На следующий день Софья выбрала время, когда офицеров не было дома, развела на кухне утюг и полезла на чердак за бельем. Василий, желтый больше обычного, встретил ее решительным и угрюмым взглядом. Выхватил из ее рук карандаш и листок бумаги, пахнущий офицерскими духами. Пока Софья бродила по чердаку, прощупывая мерзлые рубахи и подштанники, он, подложив под листок половинку кирпича, царапал: "Мишка, гад! Если выпустишь немедленно Агафью Бабенко и малолеток Гурку Поповича и Акима Литвишко, выйду сам, чтоб разделить судьбу товарищей. О своем согласии дашь знать через сигнал — две короткие очереди из пулемета одна за другой…"

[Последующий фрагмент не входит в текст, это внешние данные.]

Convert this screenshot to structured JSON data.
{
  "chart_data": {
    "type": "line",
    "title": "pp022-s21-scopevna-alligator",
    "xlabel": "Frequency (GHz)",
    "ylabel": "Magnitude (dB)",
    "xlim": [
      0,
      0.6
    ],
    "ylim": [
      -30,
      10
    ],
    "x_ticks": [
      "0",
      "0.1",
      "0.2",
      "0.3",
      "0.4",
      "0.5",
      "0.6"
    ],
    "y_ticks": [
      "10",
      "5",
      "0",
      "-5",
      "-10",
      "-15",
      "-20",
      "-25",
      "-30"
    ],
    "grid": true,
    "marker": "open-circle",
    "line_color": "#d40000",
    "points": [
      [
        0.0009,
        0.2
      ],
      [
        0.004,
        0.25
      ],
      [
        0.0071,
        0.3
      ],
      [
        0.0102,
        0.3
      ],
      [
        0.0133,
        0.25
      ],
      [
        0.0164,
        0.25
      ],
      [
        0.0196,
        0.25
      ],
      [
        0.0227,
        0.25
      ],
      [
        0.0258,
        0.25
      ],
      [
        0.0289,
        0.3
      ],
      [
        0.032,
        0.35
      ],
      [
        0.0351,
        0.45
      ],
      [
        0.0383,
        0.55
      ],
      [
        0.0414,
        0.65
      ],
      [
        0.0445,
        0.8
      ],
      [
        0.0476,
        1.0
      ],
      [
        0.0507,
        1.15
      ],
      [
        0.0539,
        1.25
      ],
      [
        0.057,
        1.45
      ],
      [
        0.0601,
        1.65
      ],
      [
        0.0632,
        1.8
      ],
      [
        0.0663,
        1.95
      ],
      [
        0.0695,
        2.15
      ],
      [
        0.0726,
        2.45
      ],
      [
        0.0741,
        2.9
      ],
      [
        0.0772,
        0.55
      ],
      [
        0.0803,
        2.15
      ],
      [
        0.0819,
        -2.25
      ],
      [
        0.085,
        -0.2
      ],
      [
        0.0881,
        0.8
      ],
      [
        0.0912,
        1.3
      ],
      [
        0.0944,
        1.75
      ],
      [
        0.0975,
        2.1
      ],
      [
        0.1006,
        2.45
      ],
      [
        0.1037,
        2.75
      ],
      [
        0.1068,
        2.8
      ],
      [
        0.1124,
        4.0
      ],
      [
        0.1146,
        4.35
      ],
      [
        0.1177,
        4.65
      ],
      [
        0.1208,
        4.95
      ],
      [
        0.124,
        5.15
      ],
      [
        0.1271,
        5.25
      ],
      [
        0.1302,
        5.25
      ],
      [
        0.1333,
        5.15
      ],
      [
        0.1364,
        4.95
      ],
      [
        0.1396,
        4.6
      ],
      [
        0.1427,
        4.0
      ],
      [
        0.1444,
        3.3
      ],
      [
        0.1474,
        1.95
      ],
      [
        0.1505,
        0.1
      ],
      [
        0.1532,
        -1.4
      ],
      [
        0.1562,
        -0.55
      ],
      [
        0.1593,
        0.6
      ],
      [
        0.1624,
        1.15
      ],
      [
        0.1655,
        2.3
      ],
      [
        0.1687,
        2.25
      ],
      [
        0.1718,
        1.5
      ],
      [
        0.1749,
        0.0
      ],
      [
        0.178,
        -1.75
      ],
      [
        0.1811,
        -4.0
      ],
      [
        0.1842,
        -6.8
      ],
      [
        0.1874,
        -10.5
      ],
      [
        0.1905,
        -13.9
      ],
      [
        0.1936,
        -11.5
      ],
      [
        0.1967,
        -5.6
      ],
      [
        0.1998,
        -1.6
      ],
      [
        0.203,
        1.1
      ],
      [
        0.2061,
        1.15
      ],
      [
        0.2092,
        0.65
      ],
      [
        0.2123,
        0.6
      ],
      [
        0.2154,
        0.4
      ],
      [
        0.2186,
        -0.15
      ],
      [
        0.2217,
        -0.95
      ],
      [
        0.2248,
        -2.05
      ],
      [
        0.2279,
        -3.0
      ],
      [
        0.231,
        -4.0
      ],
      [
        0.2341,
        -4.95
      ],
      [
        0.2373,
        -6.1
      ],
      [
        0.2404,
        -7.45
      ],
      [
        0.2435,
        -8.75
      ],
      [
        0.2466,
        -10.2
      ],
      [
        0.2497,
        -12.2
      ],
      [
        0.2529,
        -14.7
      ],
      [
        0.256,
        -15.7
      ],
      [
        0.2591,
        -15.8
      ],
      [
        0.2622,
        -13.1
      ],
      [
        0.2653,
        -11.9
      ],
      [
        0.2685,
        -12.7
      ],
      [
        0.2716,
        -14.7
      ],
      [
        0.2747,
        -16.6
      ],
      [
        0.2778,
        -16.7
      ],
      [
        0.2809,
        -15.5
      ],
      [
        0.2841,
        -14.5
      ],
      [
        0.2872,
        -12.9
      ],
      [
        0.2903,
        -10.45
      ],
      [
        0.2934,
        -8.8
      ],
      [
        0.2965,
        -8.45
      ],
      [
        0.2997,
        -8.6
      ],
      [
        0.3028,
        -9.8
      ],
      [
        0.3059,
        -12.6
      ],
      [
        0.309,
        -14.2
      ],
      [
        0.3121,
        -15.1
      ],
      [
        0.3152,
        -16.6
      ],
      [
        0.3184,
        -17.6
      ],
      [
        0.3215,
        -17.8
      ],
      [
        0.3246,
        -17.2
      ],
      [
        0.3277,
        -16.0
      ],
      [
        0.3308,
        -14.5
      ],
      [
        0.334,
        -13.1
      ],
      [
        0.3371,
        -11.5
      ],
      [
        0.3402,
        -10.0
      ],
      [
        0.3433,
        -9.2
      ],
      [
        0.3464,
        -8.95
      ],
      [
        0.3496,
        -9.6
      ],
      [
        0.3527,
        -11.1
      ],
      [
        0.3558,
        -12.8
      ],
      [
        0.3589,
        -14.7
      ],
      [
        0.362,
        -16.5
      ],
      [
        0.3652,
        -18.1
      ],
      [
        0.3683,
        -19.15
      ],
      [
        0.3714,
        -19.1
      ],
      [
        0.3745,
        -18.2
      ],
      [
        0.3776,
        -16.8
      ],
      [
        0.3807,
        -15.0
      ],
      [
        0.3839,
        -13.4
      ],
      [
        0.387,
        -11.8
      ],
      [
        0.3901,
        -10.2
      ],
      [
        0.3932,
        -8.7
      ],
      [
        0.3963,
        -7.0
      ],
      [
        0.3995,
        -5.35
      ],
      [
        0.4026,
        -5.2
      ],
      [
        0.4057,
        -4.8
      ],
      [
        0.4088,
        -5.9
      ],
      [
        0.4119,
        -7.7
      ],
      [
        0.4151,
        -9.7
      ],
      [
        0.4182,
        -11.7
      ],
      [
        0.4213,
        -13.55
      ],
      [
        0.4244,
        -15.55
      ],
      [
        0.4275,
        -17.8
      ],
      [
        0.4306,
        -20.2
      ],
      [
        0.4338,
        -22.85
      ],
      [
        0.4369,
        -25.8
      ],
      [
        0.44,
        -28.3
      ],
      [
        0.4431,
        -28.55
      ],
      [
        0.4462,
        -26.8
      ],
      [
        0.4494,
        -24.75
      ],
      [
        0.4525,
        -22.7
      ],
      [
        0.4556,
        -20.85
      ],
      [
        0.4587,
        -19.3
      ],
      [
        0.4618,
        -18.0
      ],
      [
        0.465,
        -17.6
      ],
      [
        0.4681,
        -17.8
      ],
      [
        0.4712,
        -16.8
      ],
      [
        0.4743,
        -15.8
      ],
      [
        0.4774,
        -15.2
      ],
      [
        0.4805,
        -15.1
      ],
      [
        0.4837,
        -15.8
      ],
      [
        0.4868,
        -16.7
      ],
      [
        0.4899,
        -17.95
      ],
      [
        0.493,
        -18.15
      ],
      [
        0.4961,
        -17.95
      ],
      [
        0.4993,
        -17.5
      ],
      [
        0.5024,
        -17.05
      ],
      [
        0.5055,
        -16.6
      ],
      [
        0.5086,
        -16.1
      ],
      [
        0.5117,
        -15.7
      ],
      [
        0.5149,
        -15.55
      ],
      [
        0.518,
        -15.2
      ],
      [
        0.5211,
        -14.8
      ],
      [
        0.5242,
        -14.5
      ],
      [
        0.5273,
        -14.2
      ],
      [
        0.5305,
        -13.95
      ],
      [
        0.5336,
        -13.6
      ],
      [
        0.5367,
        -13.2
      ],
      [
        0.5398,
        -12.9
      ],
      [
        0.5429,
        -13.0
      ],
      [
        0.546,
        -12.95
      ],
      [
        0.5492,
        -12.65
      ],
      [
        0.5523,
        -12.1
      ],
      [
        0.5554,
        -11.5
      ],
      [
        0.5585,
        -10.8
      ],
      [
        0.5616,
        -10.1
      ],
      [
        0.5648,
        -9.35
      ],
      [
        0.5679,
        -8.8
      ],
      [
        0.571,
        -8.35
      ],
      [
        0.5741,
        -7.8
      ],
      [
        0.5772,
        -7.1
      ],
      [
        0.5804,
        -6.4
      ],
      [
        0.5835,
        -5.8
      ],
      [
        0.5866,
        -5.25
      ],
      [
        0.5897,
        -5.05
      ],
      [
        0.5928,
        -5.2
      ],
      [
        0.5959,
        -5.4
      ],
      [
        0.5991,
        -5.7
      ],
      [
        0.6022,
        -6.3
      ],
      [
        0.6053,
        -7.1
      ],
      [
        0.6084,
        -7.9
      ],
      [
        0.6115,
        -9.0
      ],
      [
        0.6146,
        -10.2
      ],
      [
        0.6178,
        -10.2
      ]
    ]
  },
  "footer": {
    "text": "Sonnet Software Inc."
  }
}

Записку Софья должна была во что бы то ни стало подкинуть либо в правлении, либо в доме у Савицких.
Оконце в правленческом подвале было на уровне глаз, и брызги капели летели в самое лицо Мефода. Он не замечал, что капли давно пробили серую корочку снега и выплескивают из ямок жиденькую глину, закрапившую его щеки и лоб множеством желтых веснушек.
Весна рвалась в затхлый сумрак подвала, щекотала ноздри запахами талых снегов. И солнце, напоминавшее сегодня девичью улыбку после слез, играло радугой в струйках, сбегающих с крыш.
— На дворе-то весна, братцы! — не отрывая взора от капели, произнес Мефодий.
— Да пора уж, чай, март начался как-никак, — с ленивой позевотой отозвался за спиной Жайло. — Эх, мать твою черт — картишки б мои зараз! Вот где времечко зазря пропадает… Побились бы мы теперича с тобой, Мишка! А то помрешь раньше суда, со скуки. Я этого бирюка-хорунжего, что у меня карты из пазухи вытянул, во сне досе вижу! У-у, так бы и пощупал его цыплячью шейку.